La Cassazione, implicitamente, sembra suggerire che l’onorario corrisposto per queste prestazioni fosse in linea con i prezzi di mercato e riflettesse il valore dei servizi forniti.
L’inammissibilità del ricorso dei pm milanesi implica una sostanziale revisione delle ipotesi investigative.
La ricostruzione dei fatti, così come presentata dagli inquirenti, si basava sull’ipotesi di una collusione occulta tra gli indagati, volta a favorire progetti immobiliari a scapito del bene pubblico.
La sentenza della Cassazione, pur non escludendo completamente la possibilità di altre irregolarità, depaupera significativamente la base accusatoria di corruzione, focalizzandosi sulla necessità di prove concrete e inequivocabili per sostenere tali accuse.
Questa decisione della Suprema Corte non solo influisce direttamente sul destino giudiziario degli indagati, ma solleva anche interrogativi più ampi sulla trasparenza e la correttezza dei rapporti tra operatori del settore immobiliare, professionisti e pubblica amministrazione.

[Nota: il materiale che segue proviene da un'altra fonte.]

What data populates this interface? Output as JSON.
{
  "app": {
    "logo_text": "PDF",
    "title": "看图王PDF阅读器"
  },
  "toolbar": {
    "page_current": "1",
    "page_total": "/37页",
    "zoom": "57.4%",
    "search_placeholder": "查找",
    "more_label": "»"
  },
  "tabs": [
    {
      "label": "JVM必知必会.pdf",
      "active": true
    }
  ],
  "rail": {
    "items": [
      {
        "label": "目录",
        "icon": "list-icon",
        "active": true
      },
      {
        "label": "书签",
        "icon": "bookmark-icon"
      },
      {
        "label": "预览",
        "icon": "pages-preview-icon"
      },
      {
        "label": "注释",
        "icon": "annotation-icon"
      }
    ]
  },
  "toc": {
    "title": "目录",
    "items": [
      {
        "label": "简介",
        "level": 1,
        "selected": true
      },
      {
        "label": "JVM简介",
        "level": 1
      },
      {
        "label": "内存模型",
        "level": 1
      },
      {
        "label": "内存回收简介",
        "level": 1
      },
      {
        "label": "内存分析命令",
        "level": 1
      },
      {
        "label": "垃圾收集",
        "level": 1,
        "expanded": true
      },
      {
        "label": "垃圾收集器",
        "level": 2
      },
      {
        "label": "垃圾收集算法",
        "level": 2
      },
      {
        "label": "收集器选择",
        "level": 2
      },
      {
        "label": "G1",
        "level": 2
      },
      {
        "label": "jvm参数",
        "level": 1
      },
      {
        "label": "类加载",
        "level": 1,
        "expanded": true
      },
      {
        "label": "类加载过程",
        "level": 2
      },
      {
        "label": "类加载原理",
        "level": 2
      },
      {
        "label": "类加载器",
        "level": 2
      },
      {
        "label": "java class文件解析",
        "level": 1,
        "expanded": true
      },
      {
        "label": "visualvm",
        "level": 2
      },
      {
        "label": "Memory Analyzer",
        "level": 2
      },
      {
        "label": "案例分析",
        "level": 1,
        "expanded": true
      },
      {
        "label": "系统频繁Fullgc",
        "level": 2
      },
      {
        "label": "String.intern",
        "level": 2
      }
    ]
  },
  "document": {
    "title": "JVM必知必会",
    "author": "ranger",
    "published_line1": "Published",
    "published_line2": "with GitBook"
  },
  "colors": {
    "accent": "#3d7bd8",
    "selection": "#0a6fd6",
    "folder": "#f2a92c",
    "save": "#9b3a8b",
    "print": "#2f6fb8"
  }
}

La necessità di una regolamentazione più stringente e di controlli più rigorosi, per prevenire abusi e conflitti di interesse, appare sempre più urgente alla luce di questa vicenda.

Inoltre, la sentenza invita a una riflessione critica sull’interpretazione dei criteri di “illecito” in contesti complessi come quello dell’urbanistica, dove la linea tra legittimo compenso professionale e indebita influenza può risultare sottile e difficile da discernere.